Monday, August 3, 2009

No vacation would be complete without a stop over at a cemetery.


There seems to be a lot of discussion as to where Sacagawea was buried and when she had died.



Our son left his favorite rock that he had found at the Wind river Popo agie sinks in the folds of this statues dress. I think that she probably would have liked that.
This cemetery is so beautiful even though it's not mowed. It seems very respectful even so. The flowers and the gifts that are left for their beloved dead are meaningful. This was the most sentimental cemetery that I have ever been to and yet I had been there once before.

3 comments:

Melody K said...

Beautiful cemetery. That is neat, that you took a picture of Sacagawea's grave! I know there is a controversy surrounding her. There are two versions that I have heard; one is that she died of a fever in her 20's. The other (which I believe) is that she left her abusive common-law husband Toussaint Charbonneau (spelling is probably wrong)and returned to her people. The story is that Charbonneau had won her in a poker game. She supposedly died in the Wind River area in her late nineties.
If your library has it, you would enjoy "The Spirit Woman" by Margaret Coel. She writes mysteries, and this book is fiction, but she did a lot of research on Sacagawea.

belinda said...

I have heard about the story. Her husband was way over chicked and he married above his station in life.

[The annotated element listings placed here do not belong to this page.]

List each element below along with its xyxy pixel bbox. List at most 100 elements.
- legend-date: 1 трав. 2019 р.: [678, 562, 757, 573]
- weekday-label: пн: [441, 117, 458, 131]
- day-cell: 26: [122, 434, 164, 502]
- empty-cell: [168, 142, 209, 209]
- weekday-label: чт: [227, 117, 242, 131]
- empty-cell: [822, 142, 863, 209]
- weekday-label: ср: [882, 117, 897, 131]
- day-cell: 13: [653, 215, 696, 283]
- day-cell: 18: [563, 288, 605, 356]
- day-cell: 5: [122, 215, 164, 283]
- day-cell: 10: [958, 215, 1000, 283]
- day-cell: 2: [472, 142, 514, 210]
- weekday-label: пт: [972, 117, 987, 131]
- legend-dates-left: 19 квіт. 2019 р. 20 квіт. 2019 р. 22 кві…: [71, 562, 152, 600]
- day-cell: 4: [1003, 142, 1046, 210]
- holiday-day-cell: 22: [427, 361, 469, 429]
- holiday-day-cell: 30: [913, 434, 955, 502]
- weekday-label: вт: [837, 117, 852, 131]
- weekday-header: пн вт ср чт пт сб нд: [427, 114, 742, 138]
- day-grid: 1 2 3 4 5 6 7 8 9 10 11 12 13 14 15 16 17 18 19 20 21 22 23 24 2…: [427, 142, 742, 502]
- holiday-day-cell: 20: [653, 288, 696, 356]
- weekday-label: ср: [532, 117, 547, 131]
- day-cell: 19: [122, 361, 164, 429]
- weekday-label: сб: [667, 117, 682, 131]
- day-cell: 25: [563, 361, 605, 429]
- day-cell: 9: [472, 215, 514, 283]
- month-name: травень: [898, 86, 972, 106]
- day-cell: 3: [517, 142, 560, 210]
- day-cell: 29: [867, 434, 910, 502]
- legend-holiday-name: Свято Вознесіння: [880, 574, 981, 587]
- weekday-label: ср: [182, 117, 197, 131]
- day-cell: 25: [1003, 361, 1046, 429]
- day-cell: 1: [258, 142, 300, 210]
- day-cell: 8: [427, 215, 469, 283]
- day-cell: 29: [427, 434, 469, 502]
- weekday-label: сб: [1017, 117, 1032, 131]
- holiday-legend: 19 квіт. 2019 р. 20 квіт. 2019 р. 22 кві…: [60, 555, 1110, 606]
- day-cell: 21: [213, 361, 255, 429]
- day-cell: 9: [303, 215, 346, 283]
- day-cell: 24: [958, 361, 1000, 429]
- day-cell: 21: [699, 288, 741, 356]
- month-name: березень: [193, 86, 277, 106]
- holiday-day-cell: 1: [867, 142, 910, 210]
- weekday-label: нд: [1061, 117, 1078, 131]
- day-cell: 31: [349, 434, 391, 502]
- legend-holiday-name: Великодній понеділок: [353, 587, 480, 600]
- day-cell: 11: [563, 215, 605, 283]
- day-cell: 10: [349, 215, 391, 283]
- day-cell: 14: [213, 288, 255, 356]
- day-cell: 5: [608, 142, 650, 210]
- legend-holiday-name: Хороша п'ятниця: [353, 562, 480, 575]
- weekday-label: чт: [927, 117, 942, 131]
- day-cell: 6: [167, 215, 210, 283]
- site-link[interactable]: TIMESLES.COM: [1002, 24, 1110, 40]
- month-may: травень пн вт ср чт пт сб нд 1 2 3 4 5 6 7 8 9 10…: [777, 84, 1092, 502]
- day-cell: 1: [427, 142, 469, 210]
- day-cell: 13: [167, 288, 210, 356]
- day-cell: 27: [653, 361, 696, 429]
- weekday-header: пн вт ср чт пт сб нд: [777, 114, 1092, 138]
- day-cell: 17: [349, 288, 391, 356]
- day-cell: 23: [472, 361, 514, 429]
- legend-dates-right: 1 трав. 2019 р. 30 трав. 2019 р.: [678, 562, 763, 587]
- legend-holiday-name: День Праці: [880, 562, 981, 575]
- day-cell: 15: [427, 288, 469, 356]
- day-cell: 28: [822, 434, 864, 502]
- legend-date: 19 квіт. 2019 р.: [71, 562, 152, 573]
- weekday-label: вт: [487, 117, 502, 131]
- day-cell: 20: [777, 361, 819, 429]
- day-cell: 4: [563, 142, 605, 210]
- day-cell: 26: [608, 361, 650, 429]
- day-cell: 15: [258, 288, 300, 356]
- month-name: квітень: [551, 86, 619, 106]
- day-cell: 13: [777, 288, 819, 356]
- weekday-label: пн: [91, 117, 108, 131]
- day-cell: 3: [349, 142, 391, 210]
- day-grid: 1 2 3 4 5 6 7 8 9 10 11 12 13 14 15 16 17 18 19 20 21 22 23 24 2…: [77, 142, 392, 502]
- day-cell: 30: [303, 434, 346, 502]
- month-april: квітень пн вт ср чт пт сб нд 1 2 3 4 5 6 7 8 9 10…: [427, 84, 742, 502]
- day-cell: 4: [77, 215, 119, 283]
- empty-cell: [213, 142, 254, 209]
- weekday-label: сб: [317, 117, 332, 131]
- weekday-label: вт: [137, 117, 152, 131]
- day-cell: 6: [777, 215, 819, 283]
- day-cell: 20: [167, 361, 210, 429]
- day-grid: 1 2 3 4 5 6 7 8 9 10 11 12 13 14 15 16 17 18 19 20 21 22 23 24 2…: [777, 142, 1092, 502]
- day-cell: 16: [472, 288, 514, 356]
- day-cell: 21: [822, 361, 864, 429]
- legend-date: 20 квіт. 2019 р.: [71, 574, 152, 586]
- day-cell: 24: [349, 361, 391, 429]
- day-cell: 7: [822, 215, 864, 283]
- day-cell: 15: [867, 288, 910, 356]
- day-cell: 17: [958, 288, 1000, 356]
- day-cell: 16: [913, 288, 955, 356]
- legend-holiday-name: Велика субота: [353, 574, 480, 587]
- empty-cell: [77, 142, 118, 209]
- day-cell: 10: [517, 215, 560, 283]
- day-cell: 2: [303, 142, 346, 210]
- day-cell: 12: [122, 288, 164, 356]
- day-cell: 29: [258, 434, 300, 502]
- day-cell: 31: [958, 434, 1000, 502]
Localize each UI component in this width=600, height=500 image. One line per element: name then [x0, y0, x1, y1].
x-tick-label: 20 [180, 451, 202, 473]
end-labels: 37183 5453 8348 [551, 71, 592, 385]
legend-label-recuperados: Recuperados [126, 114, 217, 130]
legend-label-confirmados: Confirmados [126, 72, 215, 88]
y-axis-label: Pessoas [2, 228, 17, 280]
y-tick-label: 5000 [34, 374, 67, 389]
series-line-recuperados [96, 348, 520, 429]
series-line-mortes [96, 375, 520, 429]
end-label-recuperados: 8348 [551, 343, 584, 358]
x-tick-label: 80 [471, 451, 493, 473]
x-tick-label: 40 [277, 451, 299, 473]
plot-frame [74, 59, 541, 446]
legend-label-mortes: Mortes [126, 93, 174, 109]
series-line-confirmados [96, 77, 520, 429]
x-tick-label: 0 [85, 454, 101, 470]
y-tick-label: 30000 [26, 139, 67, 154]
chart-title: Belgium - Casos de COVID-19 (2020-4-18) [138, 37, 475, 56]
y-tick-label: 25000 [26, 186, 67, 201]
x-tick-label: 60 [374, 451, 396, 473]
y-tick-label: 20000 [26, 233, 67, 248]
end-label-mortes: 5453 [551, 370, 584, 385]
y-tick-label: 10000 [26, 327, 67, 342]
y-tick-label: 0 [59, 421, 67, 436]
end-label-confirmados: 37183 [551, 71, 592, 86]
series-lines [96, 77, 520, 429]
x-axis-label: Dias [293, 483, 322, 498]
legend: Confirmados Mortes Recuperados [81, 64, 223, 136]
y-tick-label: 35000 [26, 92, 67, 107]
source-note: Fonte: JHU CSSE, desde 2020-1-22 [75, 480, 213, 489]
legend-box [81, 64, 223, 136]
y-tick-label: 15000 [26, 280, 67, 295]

I personally believe the story that Clark wrote in his letters that she had died young. The Indians tend to be romantic which I throughly enjoy.

bookprojectusa said...

Belinda, though you would like to believe Clark, there is proof in other books that the woman who died in 1812 was not Sacajawea, but Otter Woman, another of Charbonneau's wives. (he was Sacajawea's french-born husband)Clark had no contact with her after 1810 and assumed she died based on info incorrectly given to him by fur trappers who didn't know Charbonneau had more than one wife. Sacajawea died on April 1884 and there are papers by government officials who verified who she was during her later years. SEE Sacajawea: Her True Story by Rich Haney.